Elena Sheppard
September 30, 2015 3:05 pm

Do you want to know what makes 1,000 middle school and high school girls go silent? Well, when Michelle Obama spouts her wealth of relatable wisdom, that’s exactly what happens.

At the Apollo Theater Tuesday morning, FLOTUS took the stage with a panel of incredible women to discuss the power and importance of girls’ education. Just this week, Mrs. Obama has vocally been lending her support to 62 Million Girls, the initiative to raise awareness about the 62 million girls worldwide who do not have access to education. Earlier this year, she and President Obama also started a government initiative called Let Girls Learn, committed to finding, “community-led solutions to reduce barriers that prevent adolescent girls from completing their education.” In short, she has made no secret of her commitment to this important issue.

On Tuesday morning the First Lady addressed a crowd of girls who are right smack in the midst of getting their educations, and her message was loud and clear: Continue your studies, they are the key to your everything.

Mrs. Obama was joined on stage by a group of other incredible girls’ education crusaders including former Australian Primer Minister, Julia Gillard, a 16-year-old student activist from the Philippines, Nurfahada, and actress and starter of the Charlize Theron Africa Outreach Program, Charlize Theron. Their massively-inspirational talk and Q&A session was moderated by Cindi Leive, the editor-in-chief of Glamour. If we could design a slumber party during which beautiful wisdom was thrown our way by women who run the world, that would be the way to describe the event.

While the school girls in the audience were excited to be at the Apollo, excited when Nico & Vinz unexpectedly took the stage, excited (most likely) to be out of their classrooms, what they were really excited about was the First Lady. And Mrs. Obama certainly did not disappoint them (or Charlize Theron).

Instead, the First Lady gave a hushed crowd of thousands some invaluable advice about boys, school, and perseverance; the kind of stuff you wish someone had told you when you were 16. It was advice that felt even more potent coming from the First Lady. Sasha and Malia, I hope you know how lucky you are, we have a pretty big crush on your mom.

Here are a few of the things Michelle Obama said that we will not soon forget.

“Let’s just be clear, you don’t want to be with a boy who’s too stupid to know and appreciate a smart young lady.”

I remember it well; in school there was always an underlying pressure to dumb down. Smart girls were intimidating, especially to the guys they had crushes on. But take it from FLOTUS: If the guy doesn’t understand how special it is to be smart, well then he’s just not for you.

“You can compete with the boys, beat the boys.”  

Oh, she is so right. In fact, the whole inspirational quote this excerpt was derived from sent chills up my 28-year-old arms. I hope the younger girls in the room had the very same reaction. “Read, write, go to school, don’t be late, do your homework, get the best grades. You can compete with the boys, beat the boys . . . because you are all capable, but we have to spread that word and first and foremost we have to believe it to be true for ourselves.” Preach.

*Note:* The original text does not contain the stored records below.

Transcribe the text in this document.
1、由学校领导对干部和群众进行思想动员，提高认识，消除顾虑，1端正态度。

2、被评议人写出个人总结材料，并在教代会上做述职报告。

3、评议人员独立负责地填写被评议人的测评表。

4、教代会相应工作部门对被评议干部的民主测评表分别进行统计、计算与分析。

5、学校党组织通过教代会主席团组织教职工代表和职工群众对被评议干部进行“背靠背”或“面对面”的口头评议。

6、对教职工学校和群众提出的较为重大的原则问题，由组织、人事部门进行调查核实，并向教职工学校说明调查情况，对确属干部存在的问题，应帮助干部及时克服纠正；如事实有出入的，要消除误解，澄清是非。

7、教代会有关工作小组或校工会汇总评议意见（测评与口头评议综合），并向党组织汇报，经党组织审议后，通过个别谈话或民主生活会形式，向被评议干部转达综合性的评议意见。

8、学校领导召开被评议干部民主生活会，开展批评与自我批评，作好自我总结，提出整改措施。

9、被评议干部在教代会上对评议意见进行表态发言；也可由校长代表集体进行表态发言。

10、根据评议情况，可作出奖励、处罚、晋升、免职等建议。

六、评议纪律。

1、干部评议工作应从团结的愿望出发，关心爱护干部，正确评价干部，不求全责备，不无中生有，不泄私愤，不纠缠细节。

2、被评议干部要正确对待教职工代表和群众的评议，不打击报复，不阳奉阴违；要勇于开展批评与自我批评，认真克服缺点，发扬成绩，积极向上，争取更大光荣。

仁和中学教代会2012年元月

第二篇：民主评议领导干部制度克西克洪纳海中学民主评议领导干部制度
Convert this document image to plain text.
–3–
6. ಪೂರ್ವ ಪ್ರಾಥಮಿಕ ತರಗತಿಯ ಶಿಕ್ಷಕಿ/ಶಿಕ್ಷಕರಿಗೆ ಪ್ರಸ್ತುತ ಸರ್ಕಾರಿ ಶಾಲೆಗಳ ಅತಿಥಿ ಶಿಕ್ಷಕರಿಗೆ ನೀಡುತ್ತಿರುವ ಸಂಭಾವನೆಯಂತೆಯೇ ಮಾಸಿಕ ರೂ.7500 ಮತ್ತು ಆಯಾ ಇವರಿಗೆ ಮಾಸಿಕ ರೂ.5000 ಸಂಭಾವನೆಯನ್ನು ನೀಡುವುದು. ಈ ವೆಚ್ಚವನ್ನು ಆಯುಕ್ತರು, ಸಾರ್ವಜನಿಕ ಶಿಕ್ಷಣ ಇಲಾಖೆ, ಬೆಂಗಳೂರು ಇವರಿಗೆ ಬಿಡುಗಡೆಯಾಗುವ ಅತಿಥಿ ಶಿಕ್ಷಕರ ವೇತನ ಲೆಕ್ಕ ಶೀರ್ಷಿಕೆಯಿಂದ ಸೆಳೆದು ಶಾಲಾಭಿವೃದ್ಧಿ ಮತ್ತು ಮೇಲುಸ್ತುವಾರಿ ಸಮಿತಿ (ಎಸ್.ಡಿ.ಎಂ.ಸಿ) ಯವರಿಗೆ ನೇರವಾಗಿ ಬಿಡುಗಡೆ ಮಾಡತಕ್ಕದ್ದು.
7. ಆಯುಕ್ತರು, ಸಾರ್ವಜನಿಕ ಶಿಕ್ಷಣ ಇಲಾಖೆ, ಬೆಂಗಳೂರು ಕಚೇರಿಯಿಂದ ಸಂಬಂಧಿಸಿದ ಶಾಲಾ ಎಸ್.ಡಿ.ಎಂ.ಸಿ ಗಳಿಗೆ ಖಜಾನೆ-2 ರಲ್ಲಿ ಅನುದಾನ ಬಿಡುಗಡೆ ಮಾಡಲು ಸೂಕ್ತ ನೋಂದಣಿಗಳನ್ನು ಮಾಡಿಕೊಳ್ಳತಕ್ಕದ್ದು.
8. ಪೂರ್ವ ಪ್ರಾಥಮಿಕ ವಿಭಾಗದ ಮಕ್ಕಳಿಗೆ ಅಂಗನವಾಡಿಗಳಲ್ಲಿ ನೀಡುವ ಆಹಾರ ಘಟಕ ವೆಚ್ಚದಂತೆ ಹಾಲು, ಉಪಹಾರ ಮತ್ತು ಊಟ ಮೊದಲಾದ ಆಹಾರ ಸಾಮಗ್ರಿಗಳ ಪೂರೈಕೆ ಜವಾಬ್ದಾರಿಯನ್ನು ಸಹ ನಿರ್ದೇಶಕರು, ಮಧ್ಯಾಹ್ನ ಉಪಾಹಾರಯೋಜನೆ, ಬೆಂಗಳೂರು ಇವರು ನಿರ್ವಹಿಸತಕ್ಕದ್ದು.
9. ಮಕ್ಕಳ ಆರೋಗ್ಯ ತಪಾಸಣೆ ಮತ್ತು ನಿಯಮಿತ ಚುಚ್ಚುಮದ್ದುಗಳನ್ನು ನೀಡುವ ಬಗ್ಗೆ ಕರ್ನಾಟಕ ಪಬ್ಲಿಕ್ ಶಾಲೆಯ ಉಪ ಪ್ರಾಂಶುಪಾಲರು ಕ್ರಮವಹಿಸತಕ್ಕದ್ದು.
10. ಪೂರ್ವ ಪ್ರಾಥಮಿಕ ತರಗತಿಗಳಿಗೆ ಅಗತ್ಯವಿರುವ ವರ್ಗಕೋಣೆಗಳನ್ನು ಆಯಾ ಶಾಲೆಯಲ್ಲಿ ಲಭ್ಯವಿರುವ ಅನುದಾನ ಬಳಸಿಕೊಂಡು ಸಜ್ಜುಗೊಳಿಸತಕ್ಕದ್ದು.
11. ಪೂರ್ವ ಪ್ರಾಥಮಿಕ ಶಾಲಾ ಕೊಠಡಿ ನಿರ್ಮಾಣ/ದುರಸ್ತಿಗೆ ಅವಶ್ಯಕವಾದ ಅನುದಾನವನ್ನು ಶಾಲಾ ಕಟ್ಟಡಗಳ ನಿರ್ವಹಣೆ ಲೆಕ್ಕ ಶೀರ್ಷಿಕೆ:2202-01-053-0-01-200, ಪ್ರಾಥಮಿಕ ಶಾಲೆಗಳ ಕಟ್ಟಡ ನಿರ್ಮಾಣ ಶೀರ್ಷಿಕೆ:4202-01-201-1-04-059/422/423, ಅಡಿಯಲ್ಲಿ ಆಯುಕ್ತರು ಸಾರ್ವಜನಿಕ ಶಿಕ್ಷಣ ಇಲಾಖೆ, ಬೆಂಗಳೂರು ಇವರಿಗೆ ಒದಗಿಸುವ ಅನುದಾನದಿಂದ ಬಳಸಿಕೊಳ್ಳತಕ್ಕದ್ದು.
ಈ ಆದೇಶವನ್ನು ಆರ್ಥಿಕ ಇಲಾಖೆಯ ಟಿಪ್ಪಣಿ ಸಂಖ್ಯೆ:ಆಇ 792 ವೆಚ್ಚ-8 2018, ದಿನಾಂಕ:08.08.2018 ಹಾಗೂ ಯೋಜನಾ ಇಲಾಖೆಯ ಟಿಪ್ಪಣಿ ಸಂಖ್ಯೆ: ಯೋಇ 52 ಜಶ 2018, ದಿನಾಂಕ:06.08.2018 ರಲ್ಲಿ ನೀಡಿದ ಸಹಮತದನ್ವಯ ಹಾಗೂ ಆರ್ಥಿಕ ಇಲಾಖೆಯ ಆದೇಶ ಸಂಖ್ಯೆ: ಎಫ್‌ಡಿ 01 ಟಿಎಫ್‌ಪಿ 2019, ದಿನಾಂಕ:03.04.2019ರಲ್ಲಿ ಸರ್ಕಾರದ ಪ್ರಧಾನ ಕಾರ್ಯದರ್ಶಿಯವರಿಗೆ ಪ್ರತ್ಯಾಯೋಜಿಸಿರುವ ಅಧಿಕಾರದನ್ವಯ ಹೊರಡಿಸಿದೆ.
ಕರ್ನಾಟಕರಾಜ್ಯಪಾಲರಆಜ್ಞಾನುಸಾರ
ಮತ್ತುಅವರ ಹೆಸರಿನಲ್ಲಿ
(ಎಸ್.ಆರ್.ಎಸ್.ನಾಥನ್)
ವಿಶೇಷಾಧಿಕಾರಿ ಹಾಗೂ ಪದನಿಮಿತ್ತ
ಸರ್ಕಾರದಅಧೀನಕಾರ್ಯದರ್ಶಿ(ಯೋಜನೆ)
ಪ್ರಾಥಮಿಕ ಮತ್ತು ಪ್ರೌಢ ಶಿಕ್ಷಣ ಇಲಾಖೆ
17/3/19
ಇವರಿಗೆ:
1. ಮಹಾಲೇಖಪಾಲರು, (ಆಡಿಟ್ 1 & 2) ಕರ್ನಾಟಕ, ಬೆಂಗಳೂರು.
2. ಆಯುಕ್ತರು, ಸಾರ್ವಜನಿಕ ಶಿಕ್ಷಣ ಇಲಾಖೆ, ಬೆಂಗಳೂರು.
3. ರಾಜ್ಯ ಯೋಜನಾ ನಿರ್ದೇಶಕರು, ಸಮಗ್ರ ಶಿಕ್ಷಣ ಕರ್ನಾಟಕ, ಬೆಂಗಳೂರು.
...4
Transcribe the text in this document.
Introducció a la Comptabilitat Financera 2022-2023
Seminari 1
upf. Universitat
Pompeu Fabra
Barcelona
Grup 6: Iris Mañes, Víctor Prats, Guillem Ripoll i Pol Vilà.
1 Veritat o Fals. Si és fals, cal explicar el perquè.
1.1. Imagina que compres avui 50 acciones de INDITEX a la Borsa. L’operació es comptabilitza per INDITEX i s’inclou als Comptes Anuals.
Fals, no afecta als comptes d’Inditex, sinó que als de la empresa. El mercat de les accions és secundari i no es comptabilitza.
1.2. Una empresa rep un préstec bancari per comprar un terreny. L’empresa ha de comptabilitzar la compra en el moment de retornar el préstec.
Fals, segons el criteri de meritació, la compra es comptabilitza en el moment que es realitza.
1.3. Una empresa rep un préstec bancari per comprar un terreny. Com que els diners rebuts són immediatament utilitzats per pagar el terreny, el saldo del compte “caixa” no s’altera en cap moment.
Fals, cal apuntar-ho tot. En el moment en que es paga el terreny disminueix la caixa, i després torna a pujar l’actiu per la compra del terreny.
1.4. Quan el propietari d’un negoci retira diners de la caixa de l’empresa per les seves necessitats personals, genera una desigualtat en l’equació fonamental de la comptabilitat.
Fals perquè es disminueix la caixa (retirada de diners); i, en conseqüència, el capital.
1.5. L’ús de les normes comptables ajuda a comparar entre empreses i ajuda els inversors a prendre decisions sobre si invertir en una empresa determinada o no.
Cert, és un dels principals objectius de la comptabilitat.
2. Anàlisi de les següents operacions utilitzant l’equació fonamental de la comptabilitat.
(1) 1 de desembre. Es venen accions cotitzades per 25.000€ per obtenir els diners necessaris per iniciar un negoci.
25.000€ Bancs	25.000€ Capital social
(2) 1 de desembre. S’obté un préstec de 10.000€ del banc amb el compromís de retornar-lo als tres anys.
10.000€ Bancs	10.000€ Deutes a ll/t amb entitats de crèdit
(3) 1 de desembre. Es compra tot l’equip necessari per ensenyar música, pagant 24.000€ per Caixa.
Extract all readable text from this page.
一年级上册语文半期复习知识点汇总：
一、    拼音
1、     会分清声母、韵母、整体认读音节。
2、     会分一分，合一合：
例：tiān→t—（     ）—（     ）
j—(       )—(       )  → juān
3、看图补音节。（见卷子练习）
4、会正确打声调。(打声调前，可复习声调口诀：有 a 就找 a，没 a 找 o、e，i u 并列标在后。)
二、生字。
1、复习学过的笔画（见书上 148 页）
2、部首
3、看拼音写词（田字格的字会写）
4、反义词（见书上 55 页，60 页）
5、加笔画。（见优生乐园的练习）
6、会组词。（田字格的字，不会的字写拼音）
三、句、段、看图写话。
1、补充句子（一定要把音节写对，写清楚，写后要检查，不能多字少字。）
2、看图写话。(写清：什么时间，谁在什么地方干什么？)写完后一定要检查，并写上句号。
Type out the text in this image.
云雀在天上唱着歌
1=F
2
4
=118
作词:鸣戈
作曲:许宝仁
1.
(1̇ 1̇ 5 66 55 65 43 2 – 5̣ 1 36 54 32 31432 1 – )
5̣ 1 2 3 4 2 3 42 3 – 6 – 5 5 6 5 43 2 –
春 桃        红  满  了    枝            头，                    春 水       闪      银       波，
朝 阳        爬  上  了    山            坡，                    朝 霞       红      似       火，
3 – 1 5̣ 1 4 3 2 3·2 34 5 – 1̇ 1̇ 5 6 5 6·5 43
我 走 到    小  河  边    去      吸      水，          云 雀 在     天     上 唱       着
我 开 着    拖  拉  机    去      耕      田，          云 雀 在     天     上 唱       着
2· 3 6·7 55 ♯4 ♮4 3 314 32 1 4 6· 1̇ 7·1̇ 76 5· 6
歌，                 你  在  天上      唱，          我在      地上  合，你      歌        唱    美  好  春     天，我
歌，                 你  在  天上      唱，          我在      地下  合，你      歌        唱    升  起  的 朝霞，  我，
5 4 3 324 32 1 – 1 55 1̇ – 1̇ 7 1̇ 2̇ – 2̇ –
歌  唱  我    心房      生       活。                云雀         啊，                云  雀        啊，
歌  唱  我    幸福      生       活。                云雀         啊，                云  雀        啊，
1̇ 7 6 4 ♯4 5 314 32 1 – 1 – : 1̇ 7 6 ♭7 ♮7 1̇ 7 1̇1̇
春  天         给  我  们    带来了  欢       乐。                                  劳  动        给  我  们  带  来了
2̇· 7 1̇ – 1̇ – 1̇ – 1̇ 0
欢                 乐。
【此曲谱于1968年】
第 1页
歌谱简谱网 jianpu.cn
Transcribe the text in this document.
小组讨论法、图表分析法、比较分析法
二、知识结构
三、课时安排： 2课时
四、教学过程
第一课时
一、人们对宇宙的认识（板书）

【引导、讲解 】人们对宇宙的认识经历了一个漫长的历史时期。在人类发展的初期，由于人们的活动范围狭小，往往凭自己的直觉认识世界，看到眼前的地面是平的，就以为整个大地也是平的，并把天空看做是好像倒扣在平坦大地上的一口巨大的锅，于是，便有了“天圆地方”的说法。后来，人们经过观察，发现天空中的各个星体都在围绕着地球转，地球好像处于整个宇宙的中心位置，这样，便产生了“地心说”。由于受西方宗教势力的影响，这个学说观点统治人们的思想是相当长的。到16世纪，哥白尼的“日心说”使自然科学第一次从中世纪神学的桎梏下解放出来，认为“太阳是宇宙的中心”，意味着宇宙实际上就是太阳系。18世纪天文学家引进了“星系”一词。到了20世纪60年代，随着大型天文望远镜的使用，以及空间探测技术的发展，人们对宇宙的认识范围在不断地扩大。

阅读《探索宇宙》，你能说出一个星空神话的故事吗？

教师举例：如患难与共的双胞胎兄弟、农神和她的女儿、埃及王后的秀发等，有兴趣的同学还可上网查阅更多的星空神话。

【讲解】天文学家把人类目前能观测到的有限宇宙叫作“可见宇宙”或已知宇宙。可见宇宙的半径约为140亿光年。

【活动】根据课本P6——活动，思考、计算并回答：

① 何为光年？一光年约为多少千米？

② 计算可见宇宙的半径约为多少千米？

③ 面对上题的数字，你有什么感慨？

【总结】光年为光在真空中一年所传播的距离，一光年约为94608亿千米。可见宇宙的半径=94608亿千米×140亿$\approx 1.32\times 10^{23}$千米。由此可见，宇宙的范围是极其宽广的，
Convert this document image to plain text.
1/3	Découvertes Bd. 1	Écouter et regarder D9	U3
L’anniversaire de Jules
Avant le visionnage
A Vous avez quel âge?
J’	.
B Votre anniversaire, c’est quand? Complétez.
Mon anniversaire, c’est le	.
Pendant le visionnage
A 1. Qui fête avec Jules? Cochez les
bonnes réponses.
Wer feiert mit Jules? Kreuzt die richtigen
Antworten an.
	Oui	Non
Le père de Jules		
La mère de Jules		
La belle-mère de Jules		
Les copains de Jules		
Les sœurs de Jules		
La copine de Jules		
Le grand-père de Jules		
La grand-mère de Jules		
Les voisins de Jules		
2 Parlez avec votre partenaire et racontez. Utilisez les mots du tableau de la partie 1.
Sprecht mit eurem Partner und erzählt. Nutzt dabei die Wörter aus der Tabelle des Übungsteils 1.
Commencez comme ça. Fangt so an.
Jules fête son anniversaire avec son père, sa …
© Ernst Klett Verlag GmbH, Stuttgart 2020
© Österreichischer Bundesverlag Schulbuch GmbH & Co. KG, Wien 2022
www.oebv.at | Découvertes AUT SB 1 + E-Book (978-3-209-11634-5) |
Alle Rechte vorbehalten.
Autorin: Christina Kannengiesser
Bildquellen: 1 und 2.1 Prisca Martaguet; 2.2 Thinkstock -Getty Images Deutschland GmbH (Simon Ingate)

“Look if I had worried about who liked me and who thought I was cute when I was your age, I wouldn’t be married to the president of the United States today.”

Aside from this moment ending in a show stopping high-five between the First Lady and Charlize Theron, it was also preceded by this brilliant (slightly more relatable) piece of advice: “There is no boy at this age who is cute enough to stop you from getting your education.”

“You have to fill your bucket with positive energy, and if you have people hanging around you that are bringing you down and not lifting you up, whether that’s your ‘boo’ or your best friend, you have to learn how to push these people to the side.”

This nugget of wisdom might be hard to take, but it’s some of the best advice the First Lady gave. Negativity is contagious, and if you find yourself being dragged down by your group, your significant other, your bestie, well maybe it’s time to take a little break. You can only be your best self if you’re surrounded by people who make you feel that way too.

“Failure is an important part of your growth and developing resilience. Don’t be afraid to fail.”

We’ve heard it before and we’ll certainly hear it again, but somehow coming from the First Lady, the permission to fail suddenly makes everything feel a little more OK.

“The only thing that happens quickly is disaster.” 

This aphorism should be hung above every desk, on every easel, in every writer’s notebook. The First Lady was talking about the plight of equalizing education amongst boys and girls, but her words extend so much further than that. “One thing I’ll say about change is that change happens incrementally,” she said. “Sometimes we think, in this world change is big. But the only thing that happens quickly is disaster. Change for the positive oftentimes is incremental — person by person, step by step. It’s hard, boring, tedious work — moving an issue forward a little more and a little bit more. But we can’t be discouraged.”

Hopefully some of this generous FLOTUS wisdom will give you a jolt of inspiration. It certainly did for me.